Indonesia is pulling out of OPEC, because it is no longer a net oil exporter, the energy minister said yesterday.
Purnomo Yusgiantoro told reporters it did not make sense for his oil-producing country to be a member of the OPEC at a time when domestic reserves were drying up and consumption increasing.
“We are pulling out of OPEC,” he said. “I will sign the papers today.”
The country of 235 million people is Southeast Asia’s only member of the cartel, but has had to import oil because of decades of declining investment in exploration and extraction. Corruption and a weak legal system have made oil companies wary of doing business with it.
Purnomo said the decision to leave OPEC was made by the Cabinet of Indonesian President Susilo Bambang Yudhoyono, but that Indonesia could still rejoin at a later date.
Last month, Yudhoyono said his country needed to concentrate on increasing domestic production, which has dropped to less than 1 million barrels a day compared to just over 1.5 million barrels a day in the middle of the 1990s.
Meanwhile, Indonesia, which heavily subsidizes oil to protect the poor, last week raised the price of gasoline and other fuel products by nearly 30 percent because surging costs on the global market threatened to blow its budget.
That move was hailed by economists, who said Yudhoyono had taken the biggest step he could without threatening economic growth.

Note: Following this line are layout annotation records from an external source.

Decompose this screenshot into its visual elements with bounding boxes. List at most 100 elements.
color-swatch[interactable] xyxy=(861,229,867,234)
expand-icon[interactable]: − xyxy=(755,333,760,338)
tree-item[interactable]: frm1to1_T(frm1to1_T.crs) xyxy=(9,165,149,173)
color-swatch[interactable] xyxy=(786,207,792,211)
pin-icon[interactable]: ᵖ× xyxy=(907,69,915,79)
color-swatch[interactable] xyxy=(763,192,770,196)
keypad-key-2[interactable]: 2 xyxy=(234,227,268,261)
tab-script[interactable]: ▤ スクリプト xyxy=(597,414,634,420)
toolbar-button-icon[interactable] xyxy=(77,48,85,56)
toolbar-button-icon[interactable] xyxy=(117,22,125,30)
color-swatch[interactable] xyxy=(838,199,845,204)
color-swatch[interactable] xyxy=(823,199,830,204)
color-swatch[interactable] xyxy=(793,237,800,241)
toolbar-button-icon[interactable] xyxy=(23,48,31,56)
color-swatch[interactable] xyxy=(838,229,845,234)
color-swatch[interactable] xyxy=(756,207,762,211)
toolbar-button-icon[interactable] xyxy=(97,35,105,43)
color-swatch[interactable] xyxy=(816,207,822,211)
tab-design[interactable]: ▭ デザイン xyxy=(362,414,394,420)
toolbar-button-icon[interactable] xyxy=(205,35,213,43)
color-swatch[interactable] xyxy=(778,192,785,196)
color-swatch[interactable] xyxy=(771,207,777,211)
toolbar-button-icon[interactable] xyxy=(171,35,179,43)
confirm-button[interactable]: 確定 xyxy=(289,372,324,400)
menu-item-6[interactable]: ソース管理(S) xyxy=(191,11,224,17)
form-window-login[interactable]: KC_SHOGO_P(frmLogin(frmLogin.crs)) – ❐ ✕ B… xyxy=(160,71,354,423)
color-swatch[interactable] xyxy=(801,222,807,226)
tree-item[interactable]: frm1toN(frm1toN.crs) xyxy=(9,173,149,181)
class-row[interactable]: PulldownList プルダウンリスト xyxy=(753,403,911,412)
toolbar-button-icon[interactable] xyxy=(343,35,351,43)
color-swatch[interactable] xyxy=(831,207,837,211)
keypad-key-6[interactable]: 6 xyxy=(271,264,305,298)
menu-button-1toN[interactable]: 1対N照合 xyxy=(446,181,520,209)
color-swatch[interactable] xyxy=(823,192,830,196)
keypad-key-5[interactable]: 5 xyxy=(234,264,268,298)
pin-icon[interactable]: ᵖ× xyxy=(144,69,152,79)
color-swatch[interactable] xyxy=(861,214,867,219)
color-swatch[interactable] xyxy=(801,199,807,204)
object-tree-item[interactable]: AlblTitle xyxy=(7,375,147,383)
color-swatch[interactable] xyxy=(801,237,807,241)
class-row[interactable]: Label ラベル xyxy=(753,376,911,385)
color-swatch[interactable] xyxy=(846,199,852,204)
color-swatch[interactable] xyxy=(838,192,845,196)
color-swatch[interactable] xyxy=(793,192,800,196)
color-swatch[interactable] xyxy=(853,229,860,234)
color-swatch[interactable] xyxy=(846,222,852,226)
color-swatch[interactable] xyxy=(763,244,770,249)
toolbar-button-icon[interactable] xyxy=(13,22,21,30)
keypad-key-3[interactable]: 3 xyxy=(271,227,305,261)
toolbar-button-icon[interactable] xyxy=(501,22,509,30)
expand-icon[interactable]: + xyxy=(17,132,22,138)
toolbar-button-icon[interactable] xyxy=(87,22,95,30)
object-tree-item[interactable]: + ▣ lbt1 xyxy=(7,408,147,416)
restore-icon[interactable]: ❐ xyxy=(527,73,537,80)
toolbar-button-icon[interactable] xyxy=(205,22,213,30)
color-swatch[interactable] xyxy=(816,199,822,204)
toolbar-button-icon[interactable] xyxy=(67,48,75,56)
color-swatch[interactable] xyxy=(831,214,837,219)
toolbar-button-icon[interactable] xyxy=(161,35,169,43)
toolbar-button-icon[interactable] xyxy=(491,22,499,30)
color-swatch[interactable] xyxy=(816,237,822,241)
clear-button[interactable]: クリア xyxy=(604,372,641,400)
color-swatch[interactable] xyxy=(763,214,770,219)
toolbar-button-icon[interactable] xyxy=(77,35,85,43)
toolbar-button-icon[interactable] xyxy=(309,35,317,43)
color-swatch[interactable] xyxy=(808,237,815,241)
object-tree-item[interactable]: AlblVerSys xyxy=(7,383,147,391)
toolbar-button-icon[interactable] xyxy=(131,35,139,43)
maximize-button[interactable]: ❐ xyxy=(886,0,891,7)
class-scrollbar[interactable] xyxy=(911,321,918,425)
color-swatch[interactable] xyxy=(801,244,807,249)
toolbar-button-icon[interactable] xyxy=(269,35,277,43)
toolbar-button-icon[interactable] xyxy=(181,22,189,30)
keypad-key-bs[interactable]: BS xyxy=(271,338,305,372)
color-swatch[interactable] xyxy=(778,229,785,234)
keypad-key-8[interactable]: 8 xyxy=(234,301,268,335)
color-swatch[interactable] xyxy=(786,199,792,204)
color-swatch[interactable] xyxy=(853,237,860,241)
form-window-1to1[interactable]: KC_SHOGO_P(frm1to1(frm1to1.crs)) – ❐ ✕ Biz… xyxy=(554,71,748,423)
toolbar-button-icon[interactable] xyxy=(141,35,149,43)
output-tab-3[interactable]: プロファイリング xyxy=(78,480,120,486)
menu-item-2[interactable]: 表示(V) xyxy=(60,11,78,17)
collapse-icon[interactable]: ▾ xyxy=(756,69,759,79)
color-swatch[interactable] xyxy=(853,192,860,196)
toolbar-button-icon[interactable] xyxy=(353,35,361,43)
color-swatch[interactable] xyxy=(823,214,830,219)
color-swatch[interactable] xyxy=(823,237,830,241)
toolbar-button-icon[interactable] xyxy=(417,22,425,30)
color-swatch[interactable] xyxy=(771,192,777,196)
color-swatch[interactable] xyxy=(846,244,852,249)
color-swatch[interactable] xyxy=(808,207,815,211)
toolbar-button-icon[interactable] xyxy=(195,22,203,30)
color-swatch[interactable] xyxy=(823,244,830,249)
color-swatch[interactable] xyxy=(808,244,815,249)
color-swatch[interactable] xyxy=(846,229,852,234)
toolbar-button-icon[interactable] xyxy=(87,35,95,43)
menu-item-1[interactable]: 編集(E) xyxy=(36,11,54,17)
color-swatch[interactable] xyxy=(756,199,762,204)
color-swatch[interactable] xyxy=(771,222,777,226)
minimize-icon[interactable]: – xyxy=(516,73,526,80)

Others argued, however, that with the government still subsidizing 57 percent of retail transport and cooking fuels, it did not go far enough.

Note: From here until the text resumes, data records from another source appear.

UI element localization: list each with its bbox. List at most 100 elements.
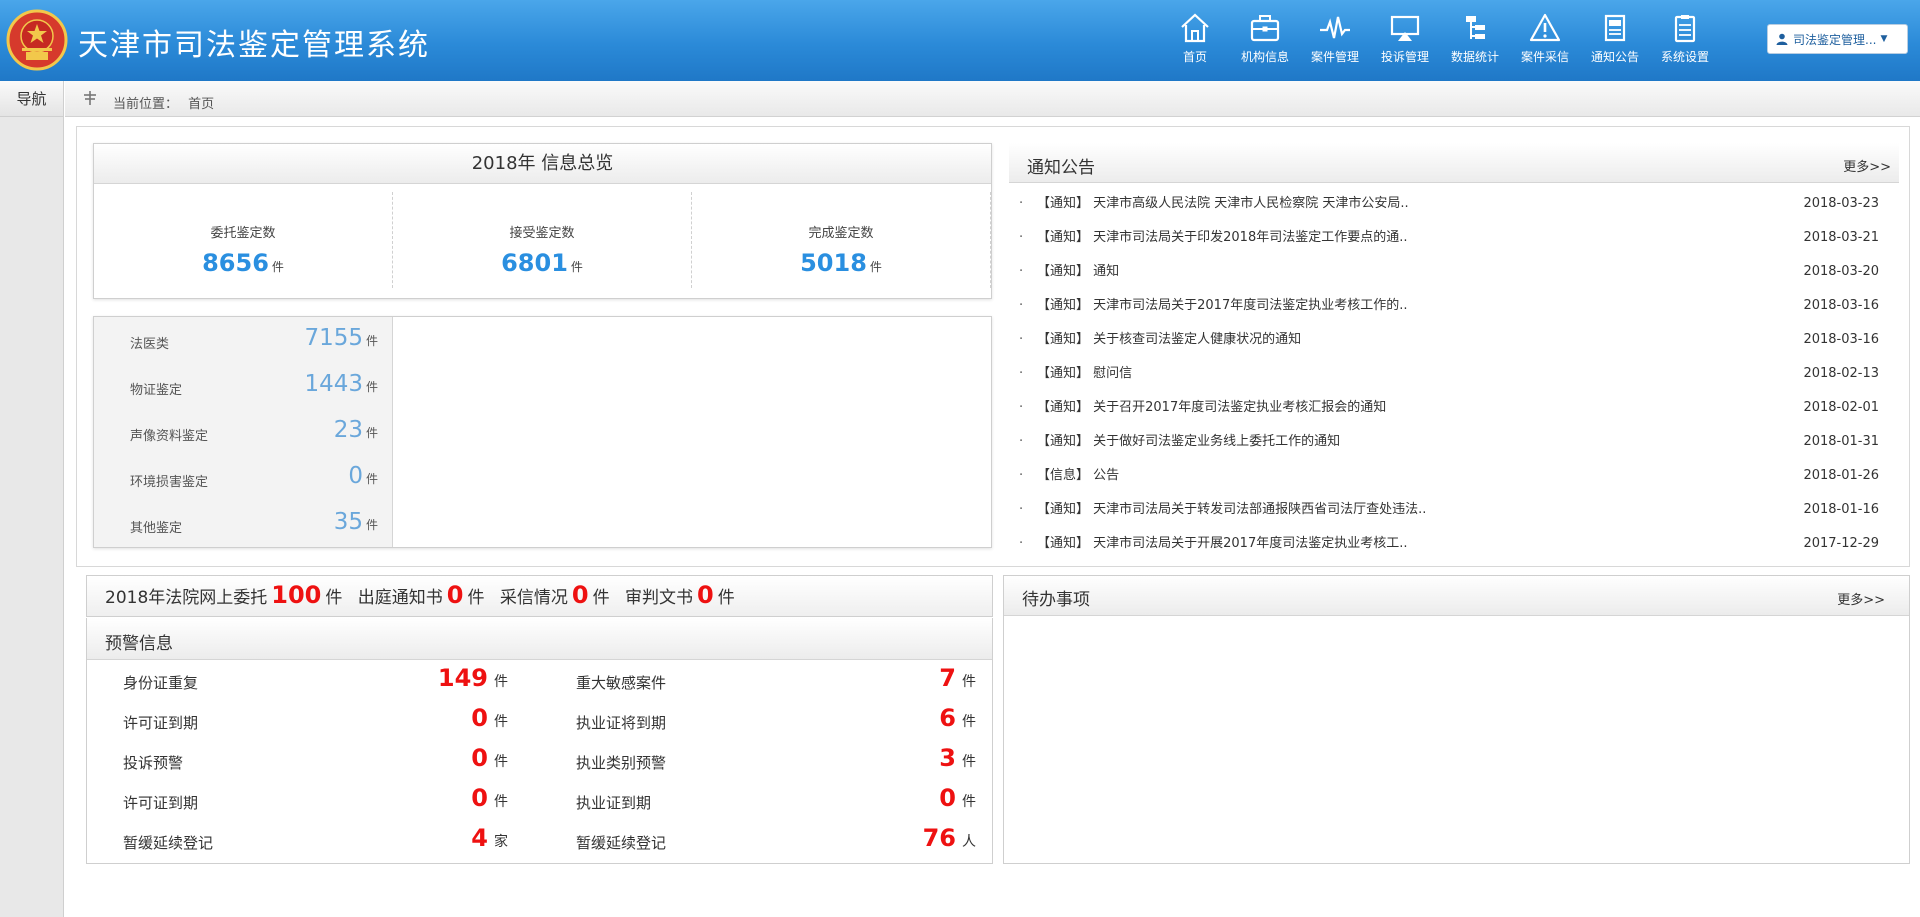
nav-complaint-management[interactable]: 投诉管理 <box>1370 10 1440 72</box>
warning-value[interactable]: 149 <box>438 664 488 692</box>
bullet-icon: · <box>1019 332 1024 347</box>
warning-value[interactable]: 0 <box>471 704 488 732</box>
bullet-icon: · <box>1019 366 1024 381</box>
signpost-icon <box>84 91 96 105</box>
bullet-icon: · <box>1019 196 1024 211</box>
breadcrumb-current[interactable]: 首页 <box>188 97 214 112</box>
nav-settings[interactable]: 系统设置 <box>1650 10 1720 72</box>
notice-date: 2018-03-16 <box>1803 332 1879 347</box>
category-list: 法医类 7155 件 物证鉴定 1443 件 声像资料鉴定 23 件 环境损害鉴定 0… <box>94 317 393 547</box>
notice-item[interactable]: · 【信息】 公告 2018-01-26 <box>1009 459 1899 493</box>
notice-text[interactable]: 【通知】 关于核查司法鉴定人健康状况的通知 <box>1037 323 1301 357</box>
notices-more-link[interactable]: 更多>> <box>1843 156 1891 175</box>
notice-item[interactable]: · 【通知】 慰问信 2018-02-13 <box>1009 357 1899 391</box>
notice-text[interactable]: 【信息】 公告 <box>1037 459 1119 493</box>
notice-item[interactable]: · 【通知】 天津市司法局关于开展2017年度司法鉴定执业考核工.. 2017-12… <box>1009 527 1899 561</box>
nav-case-adoption[interactable]: 案件采信 <box>1510 10 1580 72</box>
warning-row[interactable]: 重大敏感案件 7件 <box>576 662 976 702</box>
warning-label: 执业证到期 <box>576 794 652 812</box>
bullet-icon: · <box>1019 434 1024 449</box>
notice-date: 2018-03-23 <box>1803 196 1879 211</box>
warning-value[interactable]: 4 <box>471 824 488 852</box>
warning-unit: 件 <box>494 794 508 810</box>
category-row[interactable]: 物证鉴定 1443 件 <box>94 363 392 409</box>
nav-home[interactable]: 首页 <box>1160 10 1230 72</box>
main-nav: 首页 机构信息 案件管理 投诉管理 数据统计 案件采信 通知公告 系统设置 <box>1160 10 1720 72</box>
category-value: 1443 <box>304 371 363 397</box>
stat-label: 完成鉴定数 <box>808 226 874 241</box>
notice-text[interactable]: 【通知】 天津市司法局关于开展2017年度司法鉴定执业考核工.. <box>1037 527 1407 561</box>
notice-text[interactable]: 【通知】 天津市司法局关于2017年度司法鉴定执业考核工作的.. <box>1037 289 1407 323</box>
warning-row[interactable]: 执业证到期 0件 <box>576 782 976 822</box>
court-unit: 件 <box>717 588 735 608</box>
warning-row[interactable]: 暂缓延续登记 4家 <box>123 822 508 862</box>
warning-row[interactable]: 暂缓延续登记 76 人 <box>576 822 976 862</box>
notice-text[interactable]: 【通知】 天津市司法局关于转发司法部通报陕西省司法厅查处违法.. <box>1037 493 1426 527</box>
notice-item[interactable]: · 【通知】 天津市高级人民法院 天津市人民检察院 天津市公安局.. 2018-03… <box>1009 187 1899 221</box>
notice-item[interactable]: · 【通知】 天津市司法局关于2017年度司法鉴定执业考核工作的.. 2018-03… <box>1009 289 1899 323</box>
notice-item[interactable]: · 【通知】 天津市司法局关于转发司法部通报陕西省司法厅查处违法.. 2018-01… <box>1009 493 1899 527</box>
warning-unit: 件 <box>962 794 976 810</box>
notice-item[interactable]: · 【通知】 关于召开2017年度司法鉴定执业考核汇报会的通知 2018-02-01 <box>1009 391 1899 425</box>
nav-case-management[interactable]: 案件管理 <box>1300 10 1370 72</box>
notice-text[interactable]: 【通知】 天津市高级人民法院 天津市人民检察院 天津市公安局.. <box>1037 187 1409 221</box>
notice-item[interactable]: · 【通知】 关于做好司法鉴定业务线上委托工作的通知 2018-01-31 <box>1009 425 1899 459</box>
notice-text[interactable]: 【通知】 关于召开2017年度司法鉴定执业考核汇报会的通知 <box>1037 391 1386 425</box>
left-nav-title[interactable]: 导航 <box>0 81 63 117</box>
warning-value[interactable]: 0 <box>939 784 956 812</box>
notice-text[interactable]: 【通知】 关于做好司法鉴定业务线上委托工作的通知 <box>1037 425 1340 459</box>
user-menu[interactable]: 司法鉴定管理... ▼ <box>1767 24 1908 54</box>
notice-item[interactable]: · 【通知】 通知 2018-03-20 <box>1009 255 1899 289</box>
warning-value[interactable]: 0 <box>471 784 488 812</box>
bullet-icon: · <box>1019 536 1024 551</box>
todo-more-link[interactable]: 更多>> <box>1837 589 1885 608</box>
breadcrumb: 当前位置： 首页 <box>65 81 1920 117</box>
court-judgment-count[interactable]: 0 <box>697 581 714 609</box>
category-name: 物证鉴定 <box>130 383 183 398</box>
court-notice-label: 出庭通知书 <box>357 588 443 608</box>
notice-text[interactable]: 【通知】 慰问信 <box>1037 357 1132 391</box>
top-header: 天津市司法鉴定管理系统 首页 机构信息 案件管理 投诉管理 数据统计 案件采信 … <box>0 0 1920 81</box>
category-row[interactable]: 其他鉴定 35 件 <box>94 501 392 547</box>
left-nav-panel: 导航 <box>0 81 64 917</box>
warning-row[interactable]: 许可证到期 0件 <box>123 702 508 742</box>
notice-item[interactable]: · 【通知】 关于核查司法鉴定人健康状况的通知 2018-03-16 <box>1009 323 1899 357</box>
nav-label: 系统设置 <box>1660 50 1709 64</box>
warning-value[interactable]: 0 <box>471 744 488 772</box>
category-row[interactable]: 声像资料鉴定 23 件 <box>94 409 392 455</box>
warning-label: 投诉预警 <box>123 754 184 772</box>
warning-label: 身份证重复 <box>123 674 199 692</box>
warning-row[interactable]: 投诉预警 0件 <box>123 742 508 782</box>
notice-text[interactable]: 【通知】 通知 <box>1037 255 1119 289</box>
warning-icon <box>1529 13 1561 42</box>
stat-value: 6801 <box>501 249 568 277</box>
nav-institution[interactable]: 机构信息 <box>1230 10 1300 72</box>
court-entrust-count[interactable]: 100 <box>271 581 321 609</box>
warning-value[interactable]: 3 <box>939 744 956 772</box>
warning-unit: 件 <box>494 754 508 770</box>
warning-value[interactable]: 76 <box>923 824 956 852</box>
court-unit: 件 <box>592 588 610 608</box>
stat-unit: 件 <box>869 260 882 274</box>
warning-row[interactable]: 执业类别预警 3件 <box>576 742 976 782</box>
bullet-icon: · <box>1019 298 1024 313</box>
court-adopt-count[interactable]: 0 <box>572 581 589 609</box>
notice-date: 2018-02-13 <box>1803 366 1879 381</box>
category-unit: 件 <box>365 426 378 440</box>
court-notice-count[interactable]: 0 <box>447 581 464 609</box>
warning-value[interactable]: 6 <box>939 704 956 732</box>
national-emblem-icon <box>6 9 68 71</box>
nav-statistics[interactable]: 数据统计 <box>1440 10 1510 72</box>
warning-row[interactable]: 执业证将到期 6件 <box>576 702 976 742</box>
notice-text[interactable]: 【通知】 天津市司法局关于印发2018年司法鉴定工作要点的通.. <box>1037 221 1407 255</box>
warning-value[interactable]: 7 <box>939 664 956 692</box>
stat-value: 8656 <box>202 249 269 277</box>
category-row[interactable]: 环境损害鉴定 0件 <box>94 455 392 501</box>
category-row[interactable]: 法医类 7155 件 <box>94 317 392 363</box>
warning-label: 执业证将到期 <box>576 714 667 732</box>
nav-notices[interactable]: 通知公告 <box>1580 10 1650 72</box>
warning-row[interactable]: 身份证重复 149 件 <box>123 662 508 702</box>
overview-stat: 委托鉴定数 8656 件 <box>94 192 393 288</box>
warning-row[interactable]: 许可证到期 0件 <box>123 782 508 822</box>
notice-item[interactable]: · 【通知】 天津市司法局关于印发2018年司法鉴定工作要点的通.. 2018-03… <box>1009 221 1899 255</box>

Purnomo said while another price hike this year was unlikely, the government’s long-term policy was to eliminate all subsidies.
OPEC was first formed in 1960 by founding members Iran, Iraq, Kuwait, Saudi Arabia and Venezuela. Indonesia joined in 1962. The cartel presently has 13 members.
Meanwhile, oil prices dropped below US$127 a barrel in Asia yesterday, extending a decline of more than US$3 in the previous session on a growing sense that soaring prices have cut demand for gasoline and other fuel.
The normally busy summer driving season in the US kicked off with the just-ended Memorial Day weekend and some analysts were predicting that data would show it had a lackluster start.
“It definitely was lower than [previous] Memorial Day weekends,” said Tom Kloza, publisher and chief oil analyst at the Oil Price Information Service in Wall, New Jersey.
US Department of Energy data covering the weekend would not be released until next week.
Late afternoon in Singapore, light, sweet crude for July delivery was down US$2.15 at US$126.70 a barrel in electronic trade on the New York Mercantile Exchange. The contract fell US$3.34 to settle at US$128.85 a barrel on Tuesday.
The front-month contract is now more than US$8 off its all-time peak of US$135.09 a barrel, hit last Thursday.
The decline came in the face of supply problems in Mexico and Nigeria that could have driven oil prices higher.